Harold Camping's prediction that Saturday is the date of the Christian Rapture could throw the election to Obama, regardless of whether Camping is right or wrong.
Based on a mysterious code that Camping himself derived from random parts of the Bible, Camping has divined that the hidden message from God is that the Rapture — the day when all of God's chosen Christians are taken up to heaven, leaving the rest of us to suffer for five months before our eventual demise — will take place this weekend.
The theory has taken on quite a life of its own. As of lunchtime Friday, it was by far and away the most searched term on the internet. Google's trends page reported that five of the top ten searches right now deal with Camping, the rapture, or Saturday's May 21 date. Not bad press for a man who has already wrongly predicted the end of the world once before.

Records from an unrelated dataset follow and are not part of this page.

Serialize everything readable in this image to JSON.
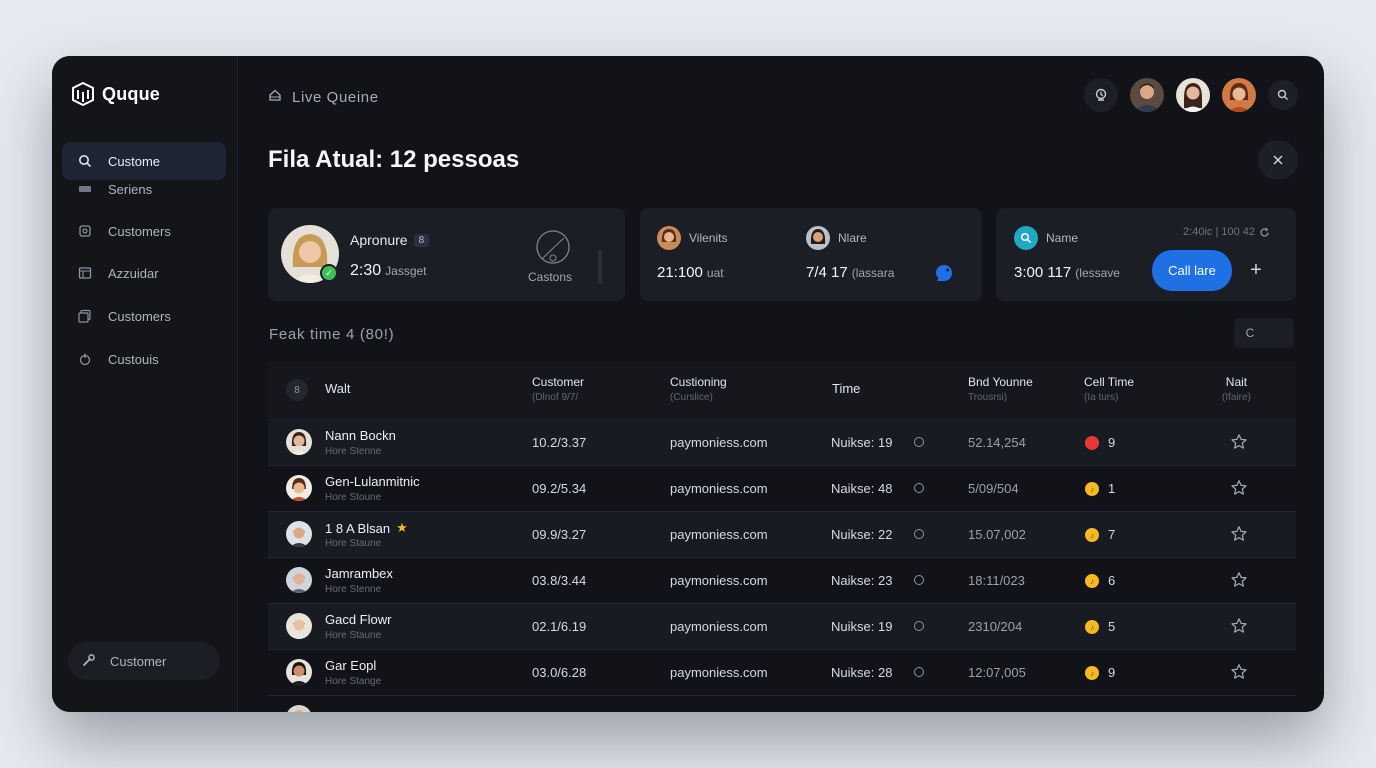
{
  "app": {
    "name": "Quque"
  },
  "sidebar": {
    "items": [
      {
        "label": "Custome",
        "icon": "search-icon",
        "active": true
      },
      {
        "label": "Seriens",
        "icon": "card-icon"
      },
      {
        "label": "Customers",
        "icon": "box-icon"
      },
      {
        "label": "Azzuidar",
        "icon": "calendar-icon"
      },
      {
        "label": "Customers",
        "icon": "users-icon"
      },
      {
        "label": "Custouis",
        "icon": "hand-icon"
      }
    ],
    "bottom_label": "Customer"
  },
  "header": {
    "breadcrumb": "Live Queine",
    "title": "Fila Atual: 12 pessoas"
  },
  "cards": {
    "c1": {
      "name": "Apronure",
      "tag": "8",
      "value": "2:30",
      "unit": "Jassget",
      "caption": "Castons"
    },
    "c2": {
      "left_name": "Vilenits",
      "left_value": "21:100",
      "left_unit": "uat",
      "right_name": "Nlare",
      "right_value": "7/4 17",
      "right_unit": "(lassara"
    },
    "c3": {
      "label": "Name",
      "meta": "2:40ic | 100 42",
      "value": "3:00 117",
      "unit": "(lessave",
      "button": "Call lare",
      "plus": "+"
    }
  },
  "section": {
    "title": "Feak time 4 (80!)",
    "button": "C"
  },
  "table": {
    "badge": "8",
    "headers": {
      "wait": "Walt",
      "customer": "Customer",
      "customer_sub": "(Dlnof 9/7/",
      "customing": "Custioning",
      "customing_sub": "(Curslice)",
      "time": "Time",
      "band": "Bnd Younne",
      "band_sub": "Trousrsi)",
      "call": "Cell Time",
      "call_sub": "(Ia turs)",
      "nait": "Nait",
      "nait_sub": "(Ifaire)"
    },
    "rows": [
      {
        "name": "Nann Bockn",
        "sub": "Hore Stenne",
        "date": "10.2/3.37",
        "domain": "paymoniess.com",
        "status": "Nuikse: 19",
        "when": "52.14,254",
        "dot_color": "#e53935",
        "count": "9",
        "starred": false
      },
      {
        "name": "Gen-Lulanmitnic",
        "sub": "Hore Stoune",
        "date": "09.2/5.34",
        "domain": "paymoniess.com",
        "status": "Naikse: 48",
        "when": "5/09/504",
        "dot_color": "#f5b922",
        "count": "1",
        "starred": false
      },
      {
        "name": "1 8 A Blsan",
        "sub": "Hore Staune",
        "date": "09.9/3.27",
        "domain": "paymoniess.com",
        "status": "Nuikse: 22",
        "when": "15.07,002",
        "dot_color": "#f5b922",
        "count": "7",
        "starred": true
      },
      {
        "name": "Jamrambex",
        "sub": "Hore Stenne",
        "date": "03.8/3.44",
        "domain": "paymoniess.com",
        "status": "Naikse: 23",
        "when": "18:11/023",
        "dot_color": "#f5b922",
        "count": "6",
        "starred": false
      },
      {
        "name": "Gacd Flowr",
        "sub": "Hore Staune",
        "date": "02.1/6.19",
        "domain": "paymoniess.com",
        "status": "Nuikse: 19",
        "when": "2310/204",
        "dot_color": "#f5b922",
        "count": "5",
        "starred": false
      },
      {
        "name": "Gar Eopl",
        "sub": "Hore Stange",
        "date": "03.0/6.28",
        "domain": "paymoniess.com",
        "status": "Nuikse: 28",
        "when": "12:07,005",
        "dot_color": "#f5b922",
        "count": "9",
        "starred": false
      }
    ]
  },
  "colors": {
    "accent": "#1f6fe5",
    "online": "#3fbf5a",
    "warn": "#f5b922",
    "alert": "#e53935",
    "teal": "#22a7c4"
  }
}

Setting aside the placing of odds on whether or not Camping is completely off his rocker, the entire fiasco has implications far more important than what may or (more likely) may not happen this weekend. Unwittingly, Camping's self-aggrandizing media push toward this Rapture event may very well be one of the events that moves the re-election campaign of President Obama from “maybe” to “sure winner”.
First off, if the Rapture does happen, and millions of Christians suddenly disappear from the Earth, Obama would be a shoo-in for re-election. Christians who attended church at least once a week voted for John McCain in 2008 by a margin of 55% to 43%, according to New York Times exit polling data. That voter pool is presumably the first to get drafted by God in the event of any Rapture, whether Saturday or in the near term.

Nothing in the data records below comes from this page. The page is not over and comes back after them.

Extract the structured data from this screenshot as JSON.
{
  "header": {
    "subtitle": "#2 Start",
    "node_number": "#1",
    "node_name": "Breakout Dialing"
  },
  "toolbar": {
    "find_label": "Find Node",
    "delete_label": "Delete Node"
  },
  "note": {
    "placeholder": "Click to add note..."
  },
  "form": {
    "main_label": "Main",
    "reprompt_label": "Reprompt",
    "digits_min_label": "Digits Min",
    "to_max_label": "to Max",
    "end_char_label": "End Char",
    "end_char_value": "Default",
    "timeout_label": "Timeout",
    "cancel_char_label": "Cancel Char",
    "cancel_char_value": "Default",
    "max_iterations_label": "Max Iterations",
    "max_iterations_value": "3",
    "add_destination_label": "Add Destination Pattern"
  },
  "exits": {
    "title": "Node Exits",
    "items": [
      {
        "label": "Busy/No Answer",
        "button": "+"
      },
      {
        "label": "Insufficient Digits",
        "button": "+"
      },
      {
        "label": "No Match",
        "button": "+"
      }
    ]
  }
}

Depending on the number of people taken, as well as which states they are removed from, several states that went for McCain might be in play for Obama. Missouri, which went for McCain by a slim margin, and Georgia, which went for McCain by 5%, would be the leading contenders to flip to Obama.
Secondly, the Rapture might take some of the few remaining Republican nominees out of the running for the election. Mitt Romney, for example, is the current front-runner, and would almost certainly find himself skyward in the event of a Rapture, as would Tim Pawlenty. Newt Gingrich might be the last man standing and win the nomination by default.
Consider some political options if and when the Rapture does not occur. First, when it doesn't happen, those who looked forward to being taken up to Heaven are going to be incredibly disappointed. More importantly, they're going to have to sheepishly return to their daily lives, their old neighbors, and everyone else they assumed were not going to make the cut. This could culturally separate some truly crazy, paranoid folks from more mainstream Christians. Considering the role that religion plays in voting patterns in American life right now, it's entirely possible that more moderate religious folks are turned off by religious extremism and move leftward in their voting patterns. That would be a net gain for Obama.
Lastly, the 24-hour news cycle has created a world where important topics quickly become important and then, even more rapidly, grow stale. By 2012, people may be fed up with the religion talk dominating the media. That would leave them in no mood to focus on more religious-centered, social-conservative issues by the next election.
Even a 2% downturn in social conservative voters has the chance to doom any Republican nominee. Removing social issues from the campaign might take down those numbers by double that — a disaster in battleground states and an absolute golden opportunity for Democrats in the Bible Belt states, as well as in the Southwest. Wyoming and Idaho will probably vote GOP no matter what happens.
Ironically, by focusing so much on the coming of Jesus, Harold Camping may have accidentally guaranteed the re-election of the savior of the left-wing, President Barack Obama.